また、訳注の種類として、専門用語の補足をする訳注もあったのですが、個人的な理由で、この訳注はそこまで大きなメリットを感じませんでした。ほとんどの用語が既知の用語だったというのが大きい気もするのですが、メリットをそこまで感じなかった理由としては下記の2点が挙げられるのかな、と推測しています。
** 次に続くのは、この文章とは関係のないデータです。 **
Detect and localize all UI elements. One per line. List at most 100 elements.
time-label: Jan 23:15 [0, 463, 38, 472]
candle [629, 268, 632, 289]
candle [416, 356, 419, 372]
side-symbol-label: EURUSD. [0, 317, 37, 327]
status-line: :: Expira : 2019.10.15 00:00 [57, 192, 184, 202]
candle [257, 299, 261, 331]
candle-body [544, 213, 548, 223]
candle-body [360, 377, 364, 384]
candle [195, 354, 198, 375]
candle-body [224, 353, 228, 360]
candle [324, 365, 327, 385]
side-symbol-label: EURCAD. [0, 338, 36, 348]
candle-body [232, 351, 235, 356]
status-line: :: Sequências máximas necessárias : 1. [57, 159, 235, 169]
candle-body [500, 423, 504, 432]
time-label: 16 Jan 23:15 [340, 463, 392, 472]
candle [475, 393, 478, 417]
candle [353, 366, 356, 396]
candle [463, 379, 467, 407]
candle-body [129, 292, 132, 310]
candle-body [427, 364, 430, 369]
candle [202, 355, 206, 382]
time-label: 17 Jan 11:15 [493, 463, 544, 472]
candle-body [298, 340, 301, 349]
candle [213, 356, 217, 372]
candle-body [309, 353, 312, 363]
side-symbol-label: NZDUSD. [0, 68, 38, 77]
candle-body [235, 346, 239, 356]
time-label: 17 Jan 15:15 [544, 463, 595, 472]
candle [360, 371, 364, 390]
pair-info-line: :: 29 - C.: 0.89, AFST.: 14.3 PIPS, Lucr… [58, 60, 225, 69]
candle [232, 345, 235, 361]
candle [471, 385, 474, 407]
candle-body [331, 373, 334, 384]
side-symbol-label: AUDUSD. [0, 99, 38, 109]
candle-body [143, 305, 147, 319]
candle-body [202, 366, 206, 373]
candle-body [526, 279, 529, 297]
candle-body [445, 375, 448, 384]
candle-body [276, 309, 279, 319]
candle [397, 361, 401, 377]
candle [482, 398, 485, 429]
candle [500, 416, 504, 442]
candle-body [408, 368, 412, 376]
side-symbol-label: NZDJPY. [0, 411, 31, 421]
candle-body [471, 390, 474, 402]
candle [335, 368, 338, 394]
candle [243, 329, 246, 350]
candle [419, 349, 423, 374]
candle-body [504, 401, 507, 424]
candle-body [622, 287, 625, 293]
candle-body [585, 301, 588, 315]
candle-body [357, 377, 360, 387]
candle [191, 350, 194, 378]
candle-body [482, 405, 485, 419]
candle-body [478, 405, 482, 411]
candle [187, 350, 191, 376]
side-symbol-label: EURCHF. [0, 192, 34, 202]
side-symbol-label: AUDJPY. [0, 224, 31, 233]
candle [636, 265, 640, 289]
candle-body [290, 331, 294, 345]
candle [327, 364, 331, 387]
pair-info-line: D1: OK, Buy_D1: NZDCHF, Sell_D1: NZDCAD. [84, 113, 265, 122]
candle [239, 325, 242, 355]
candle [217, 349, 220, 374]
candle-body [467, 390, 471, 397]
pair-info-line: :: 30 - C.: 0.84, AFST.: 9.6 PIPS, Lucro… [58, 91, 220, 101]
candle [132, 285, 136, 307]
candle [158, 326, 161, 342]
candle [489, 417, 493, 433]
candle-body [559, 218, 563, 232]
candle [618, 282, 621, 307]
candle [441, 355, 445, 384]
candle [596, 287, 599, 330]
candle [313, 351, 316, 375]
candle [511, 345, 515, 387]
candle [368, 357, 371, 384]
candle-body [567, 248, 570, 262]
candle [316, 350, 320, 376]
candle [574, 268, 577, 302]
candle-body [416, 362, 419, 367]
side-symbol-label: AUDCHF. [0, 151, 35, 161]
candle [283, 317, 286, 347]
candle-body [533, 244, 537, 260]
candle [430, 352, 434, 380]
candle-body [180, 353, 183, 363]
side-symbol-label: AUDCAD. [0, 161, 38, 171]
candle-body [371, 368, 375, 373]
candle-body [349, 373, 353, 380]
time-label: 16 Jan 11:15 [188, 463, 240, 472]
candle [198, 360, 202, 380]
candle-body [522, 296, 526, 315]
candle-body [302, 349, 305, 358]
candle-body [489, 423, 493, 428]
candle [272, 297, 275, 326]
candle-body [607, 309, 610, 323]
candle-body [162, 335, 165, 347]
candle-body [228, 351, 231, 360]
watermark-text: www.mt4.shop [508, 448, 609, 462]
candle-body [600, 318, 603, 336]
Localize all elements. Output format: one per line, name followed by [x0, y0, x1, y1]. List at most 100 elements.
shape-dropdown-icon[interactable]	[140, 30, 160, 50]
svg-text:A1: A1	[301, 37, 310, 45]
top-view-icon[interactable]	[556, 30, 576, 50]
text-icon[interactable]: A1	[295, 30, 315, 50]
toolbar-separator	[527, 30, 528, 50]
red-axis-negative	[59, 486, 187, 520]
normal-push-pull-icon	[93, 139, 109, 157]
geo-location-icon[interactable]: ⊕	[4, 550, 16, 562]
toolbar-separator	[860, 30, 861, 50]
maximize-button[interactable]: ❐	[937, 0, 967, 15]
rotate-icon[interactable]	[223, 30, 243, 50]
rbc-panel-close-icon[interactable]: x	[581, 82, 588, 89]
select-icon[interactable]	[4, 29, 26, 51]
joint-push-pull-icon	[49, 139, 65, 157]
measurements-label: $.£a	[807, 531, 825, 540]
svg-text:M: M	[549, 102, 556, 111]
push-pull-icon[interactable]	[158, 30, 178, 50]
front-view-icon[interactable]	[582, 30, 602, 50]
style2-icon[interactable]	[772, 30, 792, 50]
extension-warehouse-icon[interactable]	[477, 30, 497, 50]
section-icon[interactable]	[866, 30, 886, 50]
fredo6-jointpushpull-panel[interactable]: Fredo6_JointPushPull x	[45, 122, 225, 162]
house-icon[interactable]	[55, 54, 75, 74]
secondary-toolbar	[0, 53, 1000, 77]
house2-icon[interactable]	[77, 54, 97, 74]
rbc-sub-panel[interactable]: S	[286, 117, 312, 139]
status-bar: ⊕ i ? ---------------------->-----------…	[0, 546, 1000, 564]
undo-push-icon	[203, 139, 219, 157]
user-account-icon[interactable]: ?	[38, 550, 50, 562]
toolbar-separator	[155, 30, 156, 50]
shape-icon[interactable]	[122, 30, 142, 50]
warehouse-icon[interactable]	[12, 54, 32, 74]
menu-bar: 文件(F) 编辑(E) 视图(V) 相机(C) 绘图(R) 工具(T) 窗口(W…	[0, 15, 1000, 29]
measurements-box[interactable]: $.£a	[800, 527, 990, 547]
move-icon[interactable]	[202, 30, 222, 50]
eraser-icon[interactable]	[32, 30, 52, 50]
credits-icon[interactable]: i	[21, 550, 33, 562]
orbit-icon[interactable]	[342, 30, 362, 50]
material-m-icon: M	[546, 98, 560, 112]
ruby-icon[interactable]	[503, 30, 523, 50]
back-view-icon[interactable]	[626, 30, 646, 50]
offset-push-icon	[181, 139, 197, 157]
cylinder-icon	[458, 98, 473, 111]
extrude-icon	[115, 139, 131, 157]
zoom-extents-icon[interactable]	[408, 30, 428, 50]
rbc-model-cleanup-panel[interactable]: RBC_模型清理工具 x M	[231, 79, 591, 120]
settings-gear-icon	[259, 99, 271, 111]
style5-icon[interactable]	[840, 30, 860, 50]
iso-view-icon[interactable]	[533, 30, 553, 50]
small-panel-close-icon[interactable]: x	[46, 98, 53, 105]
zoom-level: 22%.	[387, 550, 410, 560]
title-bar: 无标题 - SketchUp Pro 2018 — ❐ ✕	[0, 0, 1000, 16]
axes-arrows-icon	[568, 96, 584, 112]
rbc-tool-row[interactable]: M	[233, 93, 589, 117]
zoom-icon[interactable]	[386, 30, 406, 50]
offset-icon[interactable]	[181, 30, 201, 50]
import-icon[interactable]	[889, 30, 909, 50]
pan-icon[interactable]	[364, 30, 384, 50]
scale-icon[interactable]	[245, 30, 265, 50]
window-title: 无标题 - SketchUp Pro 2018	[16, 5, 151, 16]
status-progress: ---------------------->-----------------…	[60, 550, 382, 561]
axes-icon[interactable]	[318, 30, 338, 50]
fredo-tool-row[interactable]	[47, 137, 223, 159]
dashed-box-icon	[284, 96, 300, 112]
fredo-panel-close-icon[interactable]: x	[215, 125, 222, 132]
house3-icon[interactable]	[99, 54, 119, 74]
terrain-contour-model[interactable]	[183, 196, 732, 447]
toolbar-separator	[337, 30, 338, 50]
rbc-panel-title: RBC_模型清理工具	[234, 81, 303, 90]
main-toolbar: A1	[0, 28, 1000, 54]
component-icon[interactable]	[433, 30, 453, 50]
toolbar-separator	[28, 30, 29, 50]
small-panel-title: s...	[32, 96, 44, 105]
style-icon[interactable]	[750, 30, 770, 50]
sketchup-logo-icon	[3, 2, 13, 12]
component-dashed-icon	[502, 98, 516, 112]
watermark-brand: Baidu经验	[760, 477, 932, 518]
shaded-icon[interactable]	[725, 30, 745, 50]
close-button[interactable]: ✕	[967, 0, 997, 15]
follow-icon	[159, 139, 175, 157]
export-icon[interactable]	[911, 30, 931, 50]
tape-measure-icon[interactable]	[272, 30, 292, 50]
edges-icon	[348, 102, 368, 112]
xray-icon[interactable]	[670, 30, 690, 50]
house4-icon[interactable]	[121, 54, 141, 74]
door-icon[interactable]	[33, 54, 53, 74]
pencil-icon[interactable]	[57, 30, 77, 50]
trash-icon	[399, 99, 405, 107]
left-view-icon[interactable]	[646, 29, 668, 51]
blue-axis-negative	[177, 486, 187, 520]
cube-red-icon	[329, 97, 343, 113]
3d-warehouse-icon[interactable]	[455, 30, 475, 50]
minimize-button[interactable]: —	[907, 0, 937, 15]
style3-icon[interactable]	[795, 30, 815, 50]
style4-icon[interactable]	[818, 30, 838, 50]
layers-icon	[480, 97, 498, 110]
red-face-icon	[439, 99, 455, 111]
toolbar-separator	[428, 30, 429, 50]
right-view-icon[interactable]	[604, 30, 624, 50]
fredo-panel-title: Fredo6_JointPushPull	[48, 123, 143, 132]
  • (幅広い概念を取る言葉だと特に)個人的には、そういう意味なんだで終わってしまい理解した気になってしまう可能性がある
  • 自分がわからない専門用語の数で今自分がこの本を読んでもよいのか?(もっと前に読む本があるのではないか?)という判断をすることが多いので、補足があるとこの数にブレが出る

ただ、ITやリーンスタートアップなどの基本用語を抑えていない人が読んだ際には、聞いたことがあるけれど意味がよくわかっていない状態の人が読み進めるのを挫折することが少なくなりそうですし、専門用語の正確な意味を探すコストが省けるので、そういった人にとっては文の中に差し込まれている形式&専門用語の説明がある本書の形式のほうが読みやすそうだなあと感じました。

豊富な参考文献

参考文献が非常に豊富な書籍になっていました。

個人的には、(技術書であれば特に)本の参考文献は多ければ多いほど助かると勝手に思っていますが、本書籍では参考文献が多いことは他の本と比較して特に価値が高いと思いました。
本書籍は具体的な技術の話や現場で実装するアイデアなどは、書籍内にはそこまで多く書かれていないため、そこを読者で補填していく必要があるのですが、その際にアイデアの基になったような情報や具体的な話をより詳細に解説している参考文献や訳注や資料集の存在は非常にありがたかったです。

欲を言えば、参考文献や訳注にURLが多い&原著では紹介していない参考文献や訳注が多く存在するということから、電子版も発売してくれるとよりありがたいなあとは思いました。

全体を通して

品質文化という切り口はこれまでの本ではあまりない観点だったので、その切り口だけで語られていて面白かったです。
上記では言及しなかったのですが、テスト自動化に関する記述などは、品質文化という切り口ならではの説明になっていたりして、タイトルだけ見ると知っていると感じそうな内容でも新しい発見をしながら楽しく読むことができました。

上述したように翻訳がすごくよいので読みやすいですし、分量としてもコンパクトなので、ぜひお手に取って皆さん読んでもらい、皆さんの感想を聞ければと思います!